Torrey Hills Board approves landscape restoration projectBy Karen Billing
A “big parcel of dirt” in the Torrey Hills neighborhood is about to get a new look. The Torrey Hills Community Planning Board approved plans on Oct. 19 for a landscape restoration of the property off East Ocean Air Drive and Corte Mar Asombrosa.
The plan will now be sent to the city for final engineering and irrigation design.
The property is at the crest of the hill of East Ocean Air Drive where a row of houses faces the 200-foot SDG&E easement, under a large power pole and lines.
“We’re looking to soften the view to this piece of dirt that homeowners look at every day,” said board member Brad Fagan, who has been working on the project for a little over a year.
“It’s going to really benefit the community,” said board chair Kathryn Burton. “Not just the people who live in that general vicinity, but the people who drive by and walk through there to see nice landscaping.”
Planning work started on the project after a group of neighbors came to the Torrey Hills Master Association asking what could be done about the barren lot in the middle of their community. The Torrey Hills Maintenance Assessment District (to which homeowners pay assessments for services above what the city provides) is flush with funds for this kind of project.
As they approved their budget in January, the board was projected to have $1,219,946 in reserves and $597,238 in 2011. As the city mandates that reserves aren’t allowed to grow any more than a certain excess amount, it makes sense to use the money for community improvement or risk having it taken away, member Guy Ravad said.
The preliminary budget is $95,000 to $100,000.
“There’s really plenty of money in that budget,” Ravad said.
Fagan said they were very limited about what could go into the property, as space has to be reserved for SDG&E and it is part of the protected, environmentally sensitive portion of the city’s Multi-Habitat Planning Area. It directly borders the Los Penasquitos Canyon Preserve.
“There are lots of constraints with the MHPA and really the only thing we can do is a restoration,” Fagan said.

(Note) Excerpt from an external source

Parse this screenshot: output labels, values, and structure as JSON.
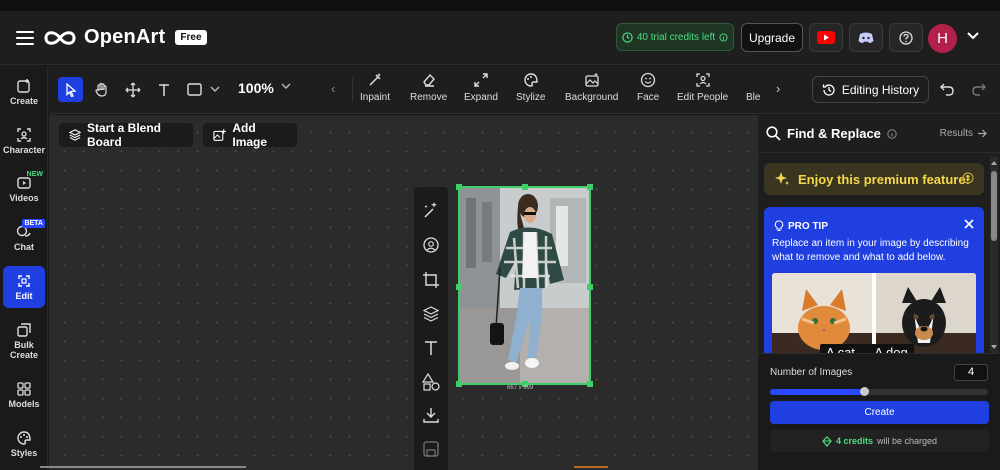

City Ranger Gina Washington helped select a native plant palette, plants such as Del Mar manzanita, long-stem buckwheat, yellow lasthenia flowers, white sage, black sage and pretty purple flowering blue-eyed grass.
The plan also includes bringing in some stacked native rocks and boulders, and a decomposed granite trail will go through the property linking trails across the street with canyon trails.
In one area of the lot that is out of the MHPA, the plan includes a trellis area where people can sit and look out over the canyon.